Crosby's firm, Crosby Textor, works for the tobacco giant Philip Morris Ltd, which lobbied the Department of Health to abandon the plans.
Miliband accused the prime minister of "disgraceful" behaviour after Cameron declined to give a direct answer in the Commons when he was asked whether he had ever had a conversation with Crosby about plain cigarette packaging. The prime minister told Miliband: "I'll answer the question. He [Crosby] has never lobbied me on anything."The obvious problem with such an approach becomes apparent when considering the proposal for a register of lobbyists (as announced yesterday). For example, you might ask a lobbying organisation why it is not shown on the register, only to receive the answer that the organisation does not engage in lobbying; it merely has occasional conversations with ministers. Which rather undercuts the whole idea of a register ...

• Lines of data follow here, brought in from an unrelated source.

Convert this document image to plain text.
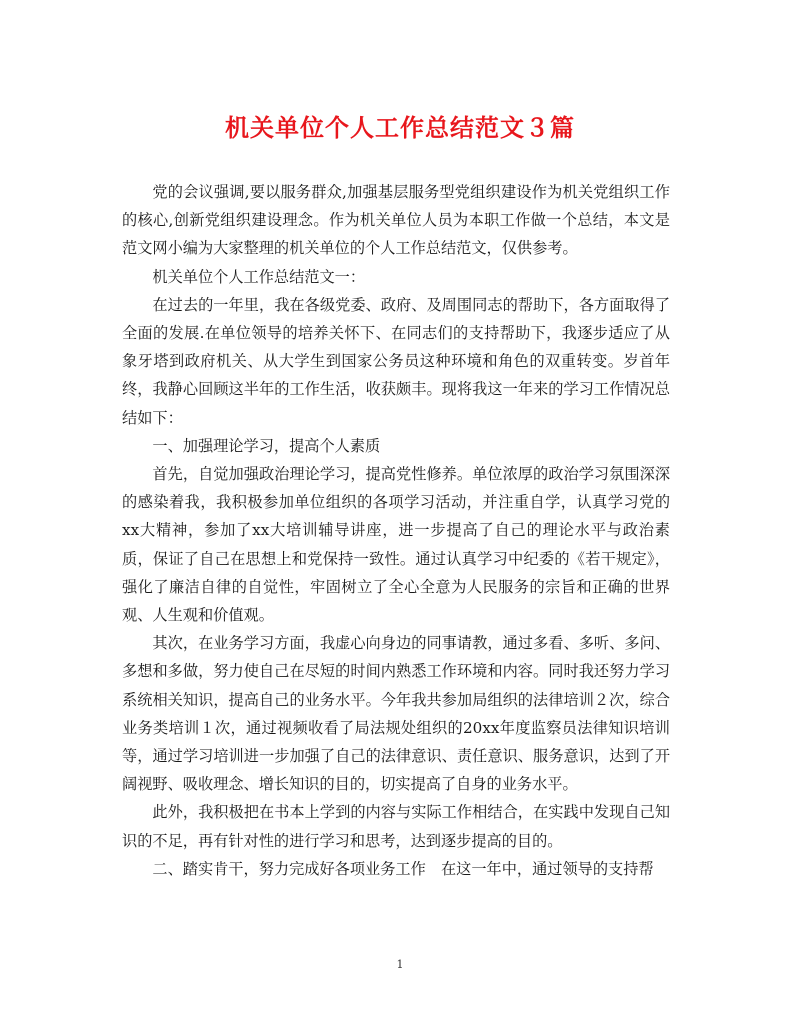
机关单位个人工作总结范文３篇

党的会议强调,要以服务群众,加强基层服务型党组织建设作为机关党组织工作的核心,创新党组织建设理念。作为机关单位人员为本职工作做一个总结，本文是范文网小编为大家整理的机关单位的个人工作总结范文，仅供参考。

机关单位个人工作总结范文一：

在过去的一年里，我在各级党委、政府、及周围同志的帮助下，各方面取得了全面的发展.在单位领导的培养关怀下、在同志们的支持帮助下，我逐步适应了从象牙塔到政府机关、从大学生到国家公务员这种环境和角色的双重转变。岁首年终，我静心回顾这半年的工作生活，收获颇丰。现将我这一年来的学习工作情况总结如下：

一、加强理论学习，提高个人素质

首先，自觉加强政治理论学习，提高党性修养。单位浓厚的政治学习氛围深深的感染着我，我积极参加单位组织的各项学习活动，并注重自学，认真学习党的xx大精神，参加了xx大培训辅导讲座，进一步提高了自己的理论水平与政治素质，保证了自己在思想上和党保持一致性。通过认真学习中纪委的《若干规定》，强化了廉洁自律的自觉性，牢固树立了全心全意为人民服务的宗旨和正确的世界观、人生观和价值观。

其次，在业务学习方面，我虚心向身边的同事请教，通过多看、多听、多问、多想和多做，努力使自己在尽短的时间内熟悉工作环境和内容。同时我还努力学习系统相关知识，提高自己的业务水平。今年我共参加局组织的法律培训２次，综合业务类培训１次，通过视频收看了局法规处组织的20xx年度监察员法律知识培训等，通过学习培训进一步加强了自己的法律意识、责任意识、服务意识，达到了开阔视野、吸收理念、增长知识的目的，切实提高了自身的业务水平。

此外，我积极把在书本上学到的内容与实际工作相结合，在实践中发现自己知识的不足，再有针对性的进行学习和思考，达到逐步提高的目的。

二、踏实肯干，努力完成好各项业务工作　在这一年中，通过领导的支持帮

1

Simon Hoggart ridicules the distinction:
I suppose lobbying might be: "Prime Minister, please don't introduce plain packaging! There are executives who might have to sell their third homes and racehorses!"
Chatting: "Mmm, before we discuss separate matters, can I remind you of the smooth yet manly taste of these Marlboro cigarettes? And let's not lose the iconic label, showing a beefy chap in chaps!"